Christina Shay, PhD of the University of Oklahoma, and her team of researchers studied the data on 4,166 adults, ages 45 to 84, who were initially free of cardiovascular disease.
Over a period of five years, women who drank two or more sugary drinks daily were more likely to increase waist size and gain weight. They were also more likely to develop high triglyceride levels and impaired fasting glucose than women who consumed less than one sugary drink per day.
Unhealthy changes in heart-disease risk factors were observed, regardless of changes in weight. Not all women whose waist size increased were gaining weight.

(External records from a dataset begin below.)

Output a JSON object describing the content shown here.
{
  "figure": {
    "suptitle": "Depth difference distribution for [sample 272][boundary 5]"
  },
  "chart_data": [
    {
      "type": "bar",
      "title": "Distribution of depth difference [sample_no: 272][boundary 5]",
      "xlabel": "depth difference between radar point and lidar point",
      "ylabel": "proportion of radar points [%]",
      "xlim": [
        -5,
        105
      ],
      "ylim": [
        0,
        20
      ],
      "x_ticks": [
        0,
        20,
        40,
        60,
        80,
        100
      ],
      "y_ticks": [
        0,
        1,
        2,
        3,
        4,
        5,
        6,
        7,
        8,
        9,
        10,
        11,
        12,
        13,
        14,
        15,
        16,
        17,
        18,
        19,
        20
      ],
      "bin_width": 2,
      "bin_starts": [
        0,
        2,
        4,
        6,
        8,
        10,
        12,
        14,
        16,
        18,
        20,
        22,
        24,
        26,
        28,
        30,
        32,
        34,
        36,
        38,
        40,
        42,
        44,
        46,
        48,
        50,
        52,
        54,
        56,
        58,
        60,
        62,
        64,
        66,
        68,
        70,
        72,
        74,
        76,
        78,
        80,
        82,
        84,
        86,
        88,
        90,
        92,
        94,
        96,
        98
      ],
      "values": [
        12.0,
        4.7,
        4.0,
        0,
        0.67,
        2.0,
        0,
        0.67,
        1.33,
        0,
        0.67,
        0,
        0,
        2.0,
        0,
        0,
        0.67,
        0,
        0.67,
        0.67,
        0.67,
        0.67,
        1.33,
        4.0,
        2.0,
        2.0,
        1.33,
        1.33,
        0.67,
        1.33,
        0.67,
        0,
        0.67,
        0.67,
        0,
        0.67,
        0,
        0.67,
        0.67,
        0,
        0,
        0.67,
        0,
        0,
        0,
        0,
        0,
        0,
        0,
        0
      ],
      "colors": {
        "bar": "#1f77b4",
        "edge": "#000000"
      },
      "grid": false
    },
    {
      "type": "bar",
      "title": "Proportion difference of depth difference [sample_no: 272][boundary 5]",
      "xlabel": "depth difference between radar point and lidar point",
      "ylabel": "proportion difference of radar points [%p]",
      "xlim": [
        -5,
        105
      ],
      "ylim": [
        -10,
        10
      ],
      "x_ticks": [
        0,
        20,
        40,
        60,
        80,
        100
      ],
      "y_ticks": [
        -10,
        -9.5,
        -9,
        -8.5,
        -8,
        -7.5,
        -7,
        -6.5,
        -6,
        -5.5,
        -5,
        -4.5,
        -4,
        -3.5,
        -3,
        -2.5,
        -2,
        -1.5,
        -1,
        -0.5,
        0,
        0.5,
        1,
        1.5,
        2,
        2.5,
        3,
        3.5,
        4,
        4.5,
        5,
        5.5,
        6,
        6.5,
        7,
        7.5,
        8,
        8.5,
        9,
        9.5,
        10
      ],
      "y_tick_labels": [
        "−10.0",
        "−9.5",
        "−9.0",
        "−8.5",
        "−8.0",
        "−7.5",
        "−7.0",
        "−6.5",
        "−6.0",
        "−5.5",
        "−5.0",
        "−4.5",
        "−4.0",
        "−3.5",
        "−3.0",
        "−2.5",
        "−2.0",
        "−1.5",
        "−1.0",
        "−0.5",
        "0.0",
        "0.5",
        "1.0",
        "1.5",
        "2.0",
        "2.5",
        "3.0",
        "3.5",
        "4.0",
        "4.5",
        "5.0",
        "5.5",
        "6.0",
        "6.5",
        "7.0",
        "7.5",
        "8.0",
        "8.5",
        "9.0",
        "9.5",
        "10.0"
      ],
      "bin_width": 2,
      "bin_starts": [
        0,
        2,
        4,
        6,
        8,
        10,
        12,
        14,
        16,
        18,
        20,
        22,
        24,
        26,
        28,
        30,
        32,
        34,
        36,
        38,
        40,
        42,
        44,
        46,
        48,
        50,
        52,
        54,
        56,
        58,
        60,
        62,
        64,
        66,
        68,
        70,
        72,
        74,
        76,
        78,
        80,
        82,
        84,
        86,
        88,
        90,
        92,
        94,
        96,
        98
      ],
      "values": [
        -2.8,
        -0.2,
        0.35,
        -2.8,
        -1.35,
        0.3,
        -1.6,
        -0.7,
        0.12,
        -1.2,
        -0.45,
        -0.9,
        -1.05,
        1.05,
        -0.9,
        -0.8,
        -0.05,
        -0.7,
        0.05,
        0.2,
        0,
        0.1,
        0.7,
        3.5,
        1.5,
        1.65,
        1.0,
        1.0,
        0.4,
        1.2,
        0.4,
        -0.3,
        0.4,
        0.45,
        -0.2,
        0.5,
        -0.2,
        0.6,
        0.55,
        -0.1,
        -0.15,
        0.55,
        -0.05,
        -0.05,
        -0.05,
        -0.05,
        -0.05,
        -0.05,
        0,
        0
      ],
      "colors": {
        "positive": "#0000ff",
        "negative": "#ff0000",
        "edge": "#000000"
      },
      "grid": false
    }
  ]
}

Shay said, “Most people assume that individuals who consume a lot of sugar-sweetened drinks have an increase in obesity, which in turn, increases their risk for heart disease and diabetes. While this does occur, this study showed that risk factors for heart disease and stroke developed even when we accounted for whether or not the women gained weight.”
The same results weren’t seen in men drinking sweetened beverages. “Women exhibit lower energy requirements overall and they may be at elevated risk for . . . cardiovascular risk factors when a greater proportion of calories is consumed in the form of sugar-sweetened beverages,” Shay explained.
Alice H. Lichtenstein, DSc, director of Tufts’ HNRCA Cardiovascular Nutrition Laboratory, reports, “This study adds to the data we already have that people should displace sugar-sweetened beverages with non-caloric beverages, preferably water.”